A blood test can tell if you have HIV infection. Your health care provider can perform the test.
There is no cure, but there are many medicines to fight both HIV infection and the
infections and cancers that come with it.
Living with HIV/AIDS
Infection with HIV is serious. But the outlook for people with HIV/AIDS is improving.
If you are infected with HIV, there are many things you can do to help ensure
you have a longer, healthier life. One important thing is to take your medicines.
Make sure you have a health care provider who knows how to treat HIV.
You may want to join a support group.
Learn as much as you can about your disease and its treatment.
Eat healthy foods and exercise regularly - things that everyone should try to do.
HIV/AIDS and Pregnancy
If you have HIV/AIDS and find out you are pregnant or think you may be pregnant,
you should let your health care provider know as soon as possible.
Some HIV/AIDS medicines that you may be currently taking may harm your baby.
Your health care provider may want you to take different medicines or change the doses.
It is also possible to give HIV to your baby. This is most likely to happen around the time you give birth.
For this reason, treatment during this time is very important for protecting your baby from infection.
Several treatments may prevent the virus from spreading from you to your baby.
Your health care provider can recommend the best one for you.
Your baby will also need to have treatment for at least the first six weeks of life.
Regular testing will be needed to find out if your baby is infected.
In the early 1980s, when the HIV/AIDS epidemic began, patients rarely lived longer than a few years.
But today, there are many effective medicines to fight the infection, and people with HIV have longer, healthier lives.

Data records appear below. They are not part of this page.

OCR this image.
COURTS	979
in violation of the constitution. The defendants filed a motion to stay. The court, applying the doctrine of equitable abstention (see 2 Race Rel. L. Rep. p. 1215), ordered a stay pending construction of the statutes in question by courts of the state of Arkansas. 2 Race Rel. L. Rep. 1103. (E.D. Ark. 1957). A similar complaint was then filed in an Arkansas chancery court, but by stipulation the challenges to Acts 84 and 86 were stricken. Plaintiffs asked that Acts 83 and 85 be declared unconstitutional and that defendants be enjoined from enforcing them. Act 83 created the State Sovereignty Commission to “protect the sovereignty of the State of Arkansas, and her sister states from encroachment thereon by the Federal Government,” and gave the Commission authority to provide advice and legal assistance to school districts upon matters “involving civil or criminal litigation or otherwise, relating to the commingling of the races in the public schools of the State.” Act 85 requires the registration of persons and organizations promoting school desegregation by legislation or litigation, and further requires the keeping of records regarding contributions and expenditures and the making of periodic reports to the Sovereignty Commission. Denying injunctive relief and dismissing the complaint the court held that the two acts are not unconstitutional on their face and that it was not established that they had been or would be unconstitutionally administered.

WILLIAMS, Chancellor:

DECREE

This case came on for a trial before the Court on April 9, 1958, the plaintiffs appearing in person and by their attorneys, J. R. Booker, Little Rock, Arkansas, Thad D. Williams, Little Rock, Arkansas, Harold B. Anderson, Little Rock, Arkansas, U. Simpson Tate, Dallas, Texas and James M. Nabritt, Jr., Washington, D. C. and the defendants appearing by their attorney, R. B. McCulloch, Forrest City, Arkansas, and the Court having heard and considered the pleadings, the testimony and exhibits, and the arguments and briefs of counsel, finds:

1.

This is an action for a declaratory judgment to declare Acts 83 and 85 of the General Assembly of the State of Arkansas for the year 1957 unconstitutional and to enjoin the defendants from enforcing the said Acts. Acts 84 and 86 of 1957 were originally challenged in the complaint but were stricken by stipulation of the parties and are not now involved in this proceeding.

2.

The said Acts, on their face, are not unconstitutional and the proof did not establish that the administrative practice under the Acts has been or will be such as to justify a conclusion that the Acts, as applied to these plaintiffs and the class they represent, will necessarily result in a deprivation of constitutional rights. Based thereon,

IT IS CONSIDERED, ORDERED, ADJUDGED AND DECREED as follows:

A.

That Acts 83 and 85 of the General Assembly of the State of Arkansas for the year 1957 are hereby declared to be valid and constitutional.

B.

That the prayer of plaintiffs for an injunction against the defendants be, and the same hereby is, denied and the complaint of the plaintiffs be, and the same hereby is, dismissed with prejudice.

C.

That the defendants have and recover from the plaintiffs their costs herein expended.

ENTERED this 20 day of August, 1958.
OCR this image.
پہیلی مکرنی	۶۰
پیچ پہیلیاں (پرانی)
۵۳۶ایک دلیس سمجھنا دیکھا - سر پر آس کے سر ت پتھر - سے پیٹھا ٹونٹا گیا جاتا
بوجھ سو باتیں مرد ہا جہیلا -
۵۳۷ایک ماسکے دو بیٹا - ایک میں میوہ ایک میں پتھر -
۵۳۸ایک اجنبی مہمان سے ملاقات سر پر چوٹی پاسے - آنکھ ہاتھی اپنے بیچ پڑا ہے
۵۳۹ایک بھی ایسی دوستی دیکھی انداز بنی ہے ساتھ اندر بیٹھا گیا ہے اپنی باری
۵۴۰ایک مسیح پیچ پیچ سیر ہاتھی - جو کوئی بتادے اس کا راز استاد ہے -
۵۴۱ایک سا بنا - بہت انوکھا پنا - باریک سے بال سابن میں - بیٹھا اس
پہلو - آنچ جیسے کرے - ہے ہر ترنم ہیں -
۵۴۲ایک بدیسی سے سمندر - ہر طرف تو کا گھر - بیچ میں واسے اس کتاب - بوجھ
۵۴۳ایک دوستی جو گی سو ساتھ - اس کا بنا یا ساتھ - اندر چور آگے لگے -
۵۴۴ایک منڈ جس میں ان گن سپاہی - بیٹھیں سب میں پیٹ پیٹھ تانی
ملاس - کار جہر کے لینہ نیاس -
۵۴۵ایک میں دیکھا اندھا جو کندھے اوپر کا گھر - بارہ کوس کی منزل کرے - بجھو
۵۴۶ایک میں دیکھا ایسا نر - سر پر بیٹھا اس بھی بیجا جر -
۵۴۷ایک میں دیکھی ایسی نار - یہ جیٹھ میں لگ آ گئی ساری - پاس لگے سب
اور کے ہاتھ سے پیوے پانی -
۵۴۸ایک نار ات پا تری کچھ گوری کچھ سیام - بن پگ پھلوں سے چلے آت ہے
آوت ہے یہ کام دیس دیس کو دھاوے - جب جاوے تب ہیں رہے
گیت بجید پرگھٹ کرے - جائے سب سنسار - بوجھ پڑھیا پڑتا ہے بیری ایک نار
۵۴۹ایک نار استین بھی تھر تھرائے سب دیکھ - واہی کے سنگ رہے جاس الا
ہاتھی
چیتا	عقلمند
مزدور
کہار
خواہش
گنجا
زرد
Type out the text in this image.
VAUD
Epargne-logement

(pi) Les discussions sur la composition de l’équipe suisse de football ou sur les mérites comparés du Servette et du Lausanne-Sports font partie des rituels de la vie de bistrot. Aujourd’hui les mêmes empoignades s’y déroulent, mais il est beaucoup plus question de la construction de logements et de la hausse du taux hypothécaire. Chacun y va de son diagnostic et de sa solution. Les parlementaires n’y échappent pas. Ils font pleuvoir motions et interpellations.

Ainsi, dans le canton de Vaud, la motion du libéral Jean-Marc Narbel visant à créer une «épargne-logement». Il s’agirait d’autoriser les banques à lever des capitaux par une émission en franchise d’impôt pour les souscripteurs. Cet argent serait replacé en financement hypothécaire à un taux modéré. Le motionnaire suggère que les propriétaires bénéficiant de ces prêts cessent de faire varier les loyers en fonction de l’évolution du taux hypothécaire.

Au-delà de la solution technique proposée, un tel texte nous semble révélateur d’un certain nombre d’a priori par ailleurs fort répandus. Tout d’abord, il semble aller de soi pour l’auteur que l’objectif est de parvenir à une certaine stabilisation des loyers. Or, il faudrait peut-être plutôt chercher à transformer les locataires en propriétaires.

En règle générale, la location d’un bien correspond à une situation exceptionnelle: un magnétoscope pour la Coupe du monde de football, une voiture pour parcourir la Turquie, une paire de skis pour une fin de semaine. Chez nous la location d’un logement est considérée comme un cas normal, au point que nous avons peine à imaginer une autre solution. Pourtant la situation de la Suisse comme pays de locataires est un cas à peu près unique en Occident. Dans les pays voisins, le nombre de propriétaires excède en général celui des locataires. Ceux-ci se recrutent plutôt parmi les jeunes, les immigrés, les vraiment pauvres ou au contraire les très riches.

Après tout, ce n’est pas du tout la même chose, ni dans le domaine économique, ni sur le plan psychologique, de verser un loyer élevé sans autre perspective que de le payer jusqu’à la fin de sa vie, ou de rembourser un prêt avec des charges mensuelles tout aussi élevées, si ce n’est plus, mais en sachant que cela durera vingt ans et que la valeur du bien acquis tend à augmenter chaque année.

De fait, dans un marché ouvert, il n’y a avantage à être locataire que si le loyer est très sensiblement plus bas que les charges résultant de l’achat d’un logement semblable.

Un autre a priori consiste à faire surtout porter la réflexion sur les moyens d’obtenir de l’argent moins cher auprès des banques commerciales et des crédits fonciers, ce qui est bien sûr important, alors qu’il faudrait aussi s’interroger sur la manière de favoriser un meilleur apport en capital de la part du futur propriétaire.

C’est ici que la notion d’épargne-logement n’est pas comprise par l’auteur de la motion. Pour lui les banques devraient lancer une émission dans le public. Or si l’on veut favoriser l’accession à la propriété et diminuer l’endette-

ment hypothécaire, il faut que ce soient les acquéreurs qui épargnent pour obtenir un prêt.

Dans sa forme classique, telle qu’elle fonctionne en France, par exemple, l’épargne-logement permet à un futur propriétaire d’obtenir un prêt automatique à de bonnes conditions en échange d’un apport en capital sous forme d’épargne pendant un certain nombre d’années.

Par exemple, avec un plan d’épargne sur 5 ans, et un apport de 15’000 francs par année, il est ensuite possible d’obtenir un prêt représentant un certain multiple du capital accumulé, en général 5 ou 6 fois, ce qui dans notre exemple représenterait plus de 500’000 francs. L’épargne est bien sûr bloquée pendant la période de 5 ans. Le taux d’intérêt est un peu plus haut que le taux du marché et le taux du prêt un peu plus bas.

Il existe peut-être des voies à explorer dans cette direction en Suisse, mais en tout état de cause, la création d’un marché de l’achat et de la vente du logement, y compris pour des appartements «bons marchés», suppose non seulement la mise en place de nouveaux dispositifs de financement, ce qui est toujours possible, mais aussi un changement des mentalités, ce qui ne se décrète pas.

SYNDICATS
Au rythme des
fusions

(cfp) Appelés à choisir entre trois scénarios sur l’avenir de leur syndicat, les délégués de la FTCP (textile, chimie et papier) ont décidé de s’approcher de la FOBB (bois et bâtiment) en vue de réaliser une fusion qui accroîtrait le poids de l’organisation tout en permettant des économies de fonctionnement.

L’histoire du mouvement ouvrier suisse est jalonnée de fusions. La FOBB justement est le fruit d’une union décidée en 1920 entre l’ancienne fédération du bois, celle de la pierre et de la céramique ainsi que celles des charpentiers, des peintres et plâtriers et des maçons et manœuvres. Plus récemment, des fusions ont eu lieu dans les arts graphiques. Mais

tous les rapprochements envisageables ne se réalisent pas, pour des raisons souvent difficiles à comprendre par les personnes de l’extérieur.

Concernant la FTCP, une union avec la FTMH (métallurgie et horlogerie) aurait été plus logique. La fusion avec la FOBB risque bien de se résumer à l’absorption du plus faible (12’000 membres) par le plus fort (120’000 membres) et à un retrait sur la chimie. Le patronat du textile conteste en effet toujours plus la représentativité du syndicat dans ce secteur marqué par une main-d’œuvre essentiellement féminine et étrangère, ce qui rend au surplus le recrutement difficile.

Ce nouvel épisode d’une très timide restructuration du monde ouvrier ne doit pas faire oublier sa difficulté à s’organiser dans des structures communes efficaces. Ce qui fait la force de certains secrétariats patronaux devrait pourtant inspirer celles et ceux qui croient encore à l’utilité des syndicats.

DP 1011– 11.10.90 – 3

There are five major types of medicines:
- Reverse transcriptase (RT) inhibitors - interfere with a critical step during the HIV life cycle and keep the virus from making copies of itself
- Protease inhibitors - interfere with a protein that HIV uses to make infectious viral particles
- Fusion inhibitors - block the virus from entering the body's cells
- Integrase inhibitors - block an enzyme HIV needs to make copies of itself
- Multidrug combinations - combine two or more different types of drugs into one
These medicines help people with HIV, but they are not perfect.
They do not cure HIV/AIDS. People with HIV infection still have the virus in their bodies.
They can still spread HIV to others through unprotected sex and needle sharing, even when they are taking their medicines.